La forza politica che ha il cinema può esprimersi solo attraverso le immagini. Può rendere bello ciò che è inferno, trovare la poesia in queste gallerie oscure, nei loro silenzi, nel mare che entra dentro le viscere della terra e forma laghi innaturali. Quante volte abbiamo visto questi minatori, Nuraxi Figus, Sulcis, Sardegna. I telegiornali hanno portato nelle nostre case i loro gesti disperati, li abbiamo visti tagliarsi le vene. Ma non sappiamo nulla delle loro storie, non abbiamo mai sentito le loro voci cantare sotto le docce, le loro voci parlare dei loro genitori, di quando scendere sottoterra significava portare il pane a casa. Non li abbiamo sentiti ridere tra loro e scherzare mentre dagli abissi tornano verso la luce. È difficile parlare di Dal profondo di Valentina Pedicini, una ragazza pugliese classe ’78, siamo però sicuri che al lettore basterà vedere le immagini del trailer per capire la bellezza e la potenza di questo film. A Valentina Pedicini non interessa ciò che accade fuori da queste gallerie anche se, inevitabilmente, racconta l’occupazione della miniera. Alla regista importa trasportarci letteralmente, fisicamente dentro le miniere.

Quando i minatori chiudono uno dei due ingressi della miniera noi non rimaniamo fuori, con la stampa ed i giornalisti, rimaniamo dentro. Le miniere si possono raccontare in tanti modi così come la lotta dei minatori. Fare un film militante, schierato, “politico” è sin troppo facile con un simile materiale.

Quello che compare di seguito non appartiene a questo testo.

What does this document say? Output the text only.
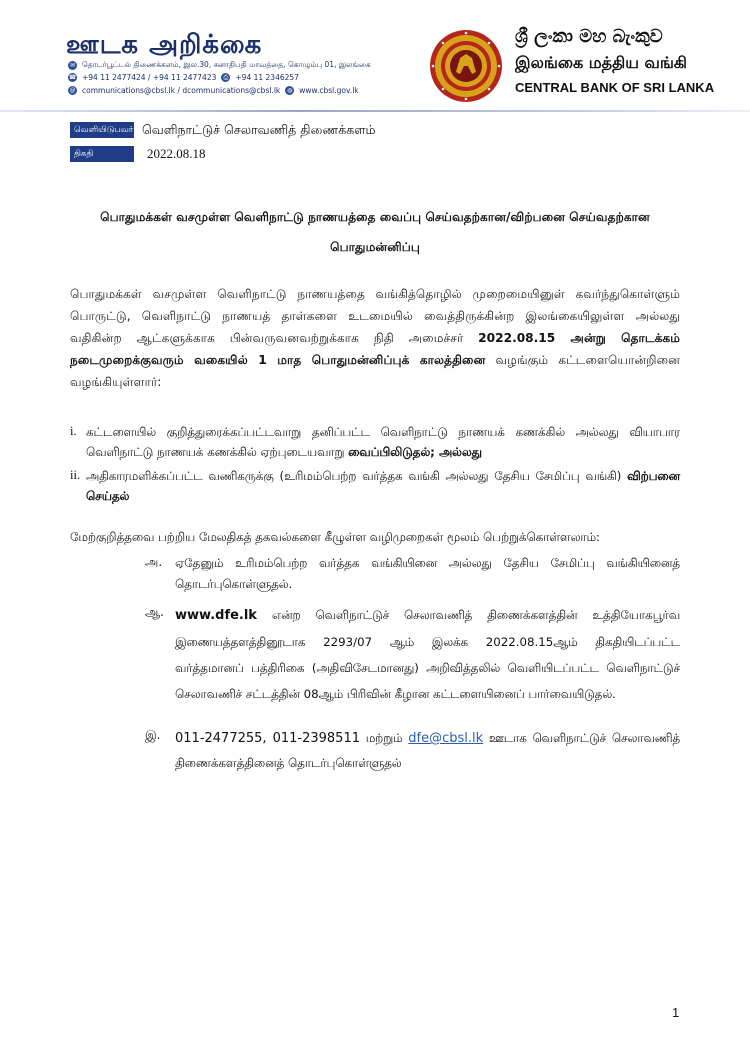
ஊடக அறிக்கை
✉ தொடர்பூட்டல் திணைக்களம், இல.30, சனாதிபதி மாவத்தை, கொழும்பு 01, இலங்கை
☎ +94 11 2477424 / +94 11 2477423	⎙ +94 11 2346257
@ communications@cbsl.lk / dcommunications@cbsl.lk	◍ www.cbsl.gov.lk
ශ්‍රී ලංකා මහ බැංකුව
இலங்கை மத்திய வங்கி
CENTRAL BANK OF SRI LANKA
வெளியிடுபவர் வெளிநாட்டுச் செலாவணித் திணைக்களம்
திகதி	2022.08.18
பொதுமக்கள் வசமுள்ள வெளிநாட்டு நாணயத்தை வைப்பு செய்வதற்கான/விற்பனை செய்வதற்கான
பொதுமன்னிப்பு
பொதுமக்கள் வசமுள்ள வெளிநாட்டு நாணயத்தை வங்கித்தொழில் முறைமையினுள் கவர்ந்துகொள்ளும் பொருட்டு, வெளிநாட்டு நாணயத் தாள்களை உடமையில் வைத்திருக்கின்ற இலங்கையிலுள்ள அல்லது வதிகின்ற ஆட்களுக்காக பின்வருவனவற்றுக்காக நிதி அமைச்சர் 2022.08.15 அன்று தொடக்கம் நடைமுறைக்குவரும் வகையில் 1 மாத பொதுமன்னிப்புக் காலத்தினை வழங்கும் கட்டளையொன்றினை வழங்கியுள்ளார்:
i. கட்டளையில் குறித்துரைக்கப்பட்டவாறு தனிப்பட்ட வெளிநாட்டு நாணயக் கணக்கில் அல்லது வியாபார வெளிநாட்டு நாணயக் கணக்கில் ஏற்புடையவாறு வைப்பிலிடுதல்; அல்லது
ii. அதிகாரமளிக்கப்பட்ட வணிகருக்கு (உரிமம்பெற்ற வர்த்தக வங்கி அல்லது தேசிய சேமிப்பு வங்கி) விற்பனை செய்தல்
மேற்குறித்தவை பற்றிய மேலதிகத் தகவல்களை கீழுள்ள வழிமுறைகள் மூலம் பெற்றுக்கொள்ளலாம்:
அ. ஏதேனும் உரிமம்பெற்ற வர்த்தக வங்கியினை அல்லது தேசிய சேமிப்பு வங்கியினைத் தொடர்புகொள்ளுதல்.
ஆ. www.dfe.lk என்ற வெளிநாட்டுச் செலாவணித் திணைக்களத்தின் உத்தியோகபூர்வ இணையத்தளத்தினூடாக 2293/07 ஆம் இலக்க 2022.08.15ஆம் திகதியிடப்பட்ட வர்த்தமானப் பத்திரிகை (அதிவிசேடமானது) அறிவித்தலில் வெளியிடப்பட்ட வெளிநாட்டுச் செலாவணிச் சட்டத்தின் 08ஆம் பிரிவின் கீழான கட்டளையினைப் பார்வையிடுதல்.
இ. 011-2477255, 011-2398511 மற்றும் dfe@cbsl.lk ஊடாக வெளிநாட்டுச் செலாவணித் திணைக்களத்தினைத் தொடர்புகொள்ளுதல்
1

Valentina Pedicini invece ci ricorda che il compito del cinema è narrare attraverso le immagini, la sua etica risiede in questo, nel cercare e creare arte, in una ricerca estetica del bello non fine a sé stesso ma che trae la sua forza da come riprende il reale dinnanzi a sé. Bisogna avere il coraggio di scegliere punti di vista diversi, magari quello di Patrizia, l’unica donna che lavora in questa miniera, allora e solo allora scendere sottoterra con una telecamera in mano ha un senso. Riprendere il reale non significa rinunciare ad avere una propria visione estetica di ciò che filmiamo. Valentina Pedicini ha idee forti e chiare su come si possa creare arte partendo dal reale, ha uno sguardo poetico e per questo il suo film ha un valore etico e politico di grandissimo spessore.

Il suo è un talento giovane che non sfigura affatto al cospetto dei grandi documentaristi, una visione etica del proprio lavoro che ricorda quella che Werner Herzog ha dimostrato in film come Grizzly man. Noi non possiamo che augurarci che, proprio a partire da questo festival, il suo talento venga riconosciuto, che il suo film raggiunga il maggior numero possibile di persone, che venga proiettato regolarmente nei cinema, che trovi posto in televisione magari in prima serata visto che è prodotto da Rai cinema. Se questo accadrà vorrà dire che avremo reso onore al volto, alla fatica, alla dignità di Patrizia e dei suoi compagni di lavoro, avremo reso loro un servizio e che forse la Sardegna smetterà di esistere, per molti di noi, solo come luogo di vacanza. Per il momento speriamo vivamente che Valentina, Patrizia e gli altri minatori di Nuraxi Figus con i loro caschi gialli e la bandiera dei quattro mori possano a breve salire sul palco e ritirare il premio che riteniamo spetti loro.